Die Entstehungsgeschichte von New Mutants zählt zu den wohl aufregendsten der jüngeren Filmgeschichte. Schon lange bevor Disney in seinem Bestreben, die Weltherrschaft zu erlangen, Fox schluckte, wurde bekannt, dass das Regie- und Drehbuch-Gespann Josh Boone (Das Schicksal ist ein mieser Verräter) und Knate Lee (Kidnap) an einem im X-Men-Universum angesiedelten Horrorfilm arbeiten. Was 2014 ins Rollen kam, durchlief eine Tour de Force, welche die Produktion bereits im Vorfeld zu einem Treppenwitz abstempelte und mit Mühe und Not im September 2020 schließlich in die Kinos kam. In einem Jahr, in dem Disney die eigenen Hits im Kinokalender möglichst weit nach hintenschiebt oder (wie im Falle von Mulan) lieber exklusiv auf Disney+ streamt. Nicht nur diese Tatsache, sondern auch das Auslassen einer Pressevorführung sprechen Bände darüber, wieviel der Mäusekonzern auf das unliebsame Fox-Überbleibsel gibt. Und es kommt noch schlimmer.

   

Dani (Blu Hunt, Another Life) weiß nichts davon, dass sie eine Mutantin ist. Die junge Cheyenne-Indianerin lebt mit ihrer Familie in einem Reservat.

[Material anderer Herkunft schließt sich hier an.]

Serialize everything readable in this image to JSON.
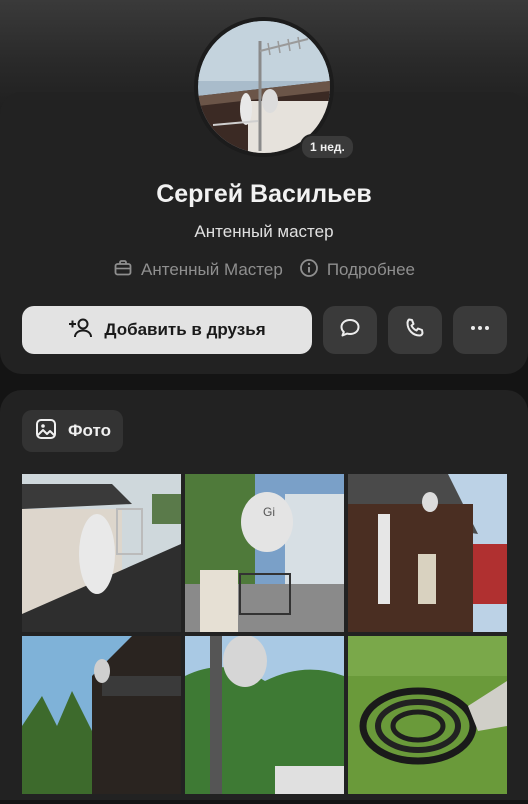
{
  "profile": {
    "name": "Сергей Васильев",
    "status": "Антенный мастер",
    "avatar_badge": "1 нед.",
    "company": "Антенный Мастер",
    "more_info": "Подробнее"
  },
  "actions": {
    "add_friend": "Добавить в друзья",
    "message_icon": "chat-bubble-icon",
    "call_icon": "phone-icon",
    "more_icon": "ellipsis-icon"
  },
  "photos": {
    "section_label": "Фото",
    "items": [
      "photo-1",
      "photo-2",
      "photo-3",
      "photo-4",
      "photo-5",
      "photo-6"
    ]
  },
  "colors": {
    "background": "#141414",
    "card": "#222222",
    "button_light": "#e3e3e3",
    "button_dark": "#3a3a3a",
    "muted_text": "#8f8f8f"
  }
}
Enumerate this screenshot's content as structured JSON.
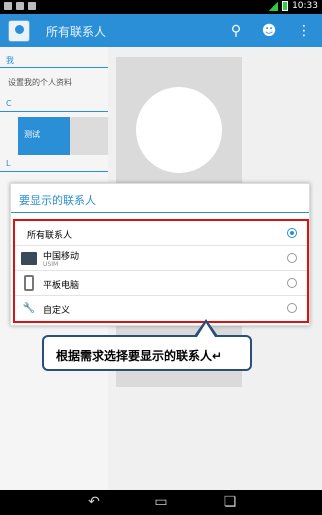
{
  "status_bar": {
    "time": "10:33"
  },
  "app_bar": {
    "title": "所有联系人",
    "icons": [
      "search-icon",
      "add-contact-icon",
      "overflow-menu-icon"
    ]
  },
  "contact_list": {
    "section_me": "我",
    "setup_profile": "设置我的个人资料",
    "section_c": "C",
    "selected_contact": "测试",
    "section_l": "L"
  },
  "dialog": {
    "title": "要显示的联系人",
    "options": [
      {
        "label": "所有联系人",
        "sublabel": "",
        "icon": "",
        "selected": true
      },
      {
        "label": "中国移动",
        "sublabel": "USIM",
        "icon": "sim-card-icon",
        "selected": false
      },
      {
        "label": "平板电脑",
        "sublabel": "",
        "icon": "tablet-icon",
        "selected": false
      },
      {
        "label": "自定义",
        "sublabel": "",
        "icon": "wrench-icon",
        "selected": false
      }
    ]
  },
  "callout": {
    "text": "根据需求选择要显示的联系人↵"
  },
  "nav": {
    "buttons": [
      "back-icon",
      "home-icon",
      "recent-apps-icon"
    ]
  },
  "colors": {
    "accent": "#2a8fd6",
    "highlight_border": "#dd1111",
    "callout_border": "#2a4f7a"
  }
}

Eines Tages erscheint eine dunkle Macht, die das gesamte Reservat in Schutt und Asche legt. Auf der Flucht verliert Dani nicht nur ihren Vater aus den Augen, sondern auch ihr Bewusstsein. Sie erwacht ans Bett gefesselt an einem fremden Ort und die Anwesende Dr. Cecilia Reyes (Alice Braga, Predators) erklärt, sie sei die einzige Überlebende eines Tornados und befinde sich nun in einer Einrichtung für junge Mutanten, deren Kräfte kürzlich erst entdeckt wurden. Neben Dani leben vier weitere Teenager in der Klinik: Die religiöse Schottin Rahne (Maisie Williams, Game of Thrones), die widerspenstige Russin Illyana (Anya Taylor-Joy, Split), der brasilianische Aufreißer Bobby (Henry Zaga, Tote Mädchen lügen nicht) und der verschlossene Südstaatler Sam (Charlie Heaton, Das Geheimnis von Marrowbone). Sie werden rund um die Uhr von Reyes überwacht, denn die fehlende Kontrolle über ihre Kräfte kostete bereits Menschenleben. Erst wenn sie ihre Kräfte kontrollieren können, winkt die Entlassung in die Freiheit und die Aufnahme bei den X-Men. Solange stehen Tests an der Tagesordnung. Doch in der Anstalt geschehen unheimliche Dinge und Reyes ist alles andere als vertrauenserweckend.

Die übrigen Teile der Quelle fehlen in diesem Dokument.